Five leading national organizations that advocate for LGBTQ families joined forces on a new report, Relationships at Risk: Why We Need to Update State Parentage Laws to Protect Children and Families: Movement Advancement Project (MAP), COLAGE, Family Equality, GLBTQ Legal Advocates & Defenders (GLAD), and NCLR.
The report explains how the current patchwork of parentage laws across the country – many of which haven’t been updated in decades – leaves LGBTQ parents and their children vulnerable. Nearly 1 in 3 LGBTQ adults in the U.S. are raising children under the age of 18, many of them in states that still have outdated laws. This means that far too many LGBTQ parents’ legal connections to their children are potentially at risk.
Parentage is the legal relationship between a child and their parents, which is essential to children’s security and well-being. Parentage is crucial so that parents can make critical healthcare and education decisions for their children, and so that children have access to important benefits including insurance coverage, social security survivor benefits and inheritance.
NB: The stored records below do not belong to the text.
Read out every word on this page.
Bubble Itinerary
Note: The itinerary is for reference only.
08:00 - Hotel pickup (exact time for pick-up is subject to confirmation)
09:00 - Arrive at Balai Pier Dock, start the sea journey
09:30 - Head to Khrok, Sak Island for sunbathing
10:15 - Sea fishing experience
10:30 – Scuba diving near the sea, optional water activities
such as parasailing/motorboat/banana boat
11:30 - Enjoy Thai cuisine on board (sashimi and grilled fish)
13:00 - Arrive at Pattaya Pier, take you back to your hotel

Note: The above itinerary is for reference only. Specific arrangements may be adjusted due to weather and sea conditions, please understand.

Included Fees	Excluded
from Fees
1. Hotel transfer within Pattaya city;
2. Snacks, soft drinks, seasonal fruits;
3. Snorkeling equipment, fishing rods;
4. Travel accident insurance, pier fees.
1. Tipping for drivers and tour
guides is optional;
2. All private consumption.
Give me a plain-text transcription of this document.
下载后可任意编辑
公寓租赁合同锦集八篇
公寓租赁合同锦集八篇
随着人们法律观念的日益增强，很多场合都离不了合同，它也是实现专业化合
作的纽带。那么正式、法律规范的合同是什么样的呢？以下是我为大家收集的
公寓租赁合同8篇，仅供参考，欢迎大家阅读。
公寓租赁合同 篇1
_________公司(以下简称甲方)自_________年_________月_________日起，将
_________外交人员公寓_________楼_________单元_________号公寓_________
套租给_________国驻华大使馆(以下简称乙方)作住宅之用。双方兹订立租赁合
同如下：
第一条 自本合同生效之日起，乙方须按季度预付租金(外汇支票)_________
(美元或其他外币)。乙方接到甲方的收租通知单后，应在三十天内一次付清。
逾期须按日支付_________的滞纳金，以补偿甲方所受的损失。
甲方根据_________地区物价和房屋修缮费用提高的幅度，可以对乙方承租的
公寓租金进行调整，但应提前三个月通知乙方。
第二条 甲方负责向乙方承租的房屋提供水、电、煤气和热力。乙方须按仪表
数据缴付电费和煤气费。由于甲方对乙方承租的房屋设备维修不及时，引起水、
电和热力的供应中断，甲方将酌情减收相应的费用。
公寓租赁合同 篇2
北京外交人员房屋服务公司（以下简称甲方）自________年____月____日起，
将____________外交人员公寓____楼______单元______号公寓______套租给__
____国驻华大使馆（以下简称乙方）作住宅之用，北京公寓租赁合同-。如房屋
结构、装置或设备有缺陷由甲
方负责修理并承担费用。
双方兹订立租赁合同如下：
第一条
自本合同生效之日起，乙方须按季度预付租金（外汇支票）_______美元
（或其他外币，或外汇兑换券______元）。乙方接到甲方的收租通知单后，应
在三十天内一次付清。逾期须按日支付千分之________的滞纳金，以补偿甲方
Legal parentage also ensures a child does not lose their important connection to a parent in circumstances such as the death of one parent or a change in the adult relationship between the parents.
The report also details the following:
- Seven key pathways to establishing parentage, which are only available in certain states to LGBTQ families.
- Recent examples of modernized parentage laws in states like Rhode Island, Connecticut, and Colorado.
- Recommendations for all states to update and improve parentage laws, which include: recognizing the diversity of families and ensure recognition of parents in children’s lives, improving access to protections and more consistency from state to state, streamlining the process of adoption to secure children to their parents, and more.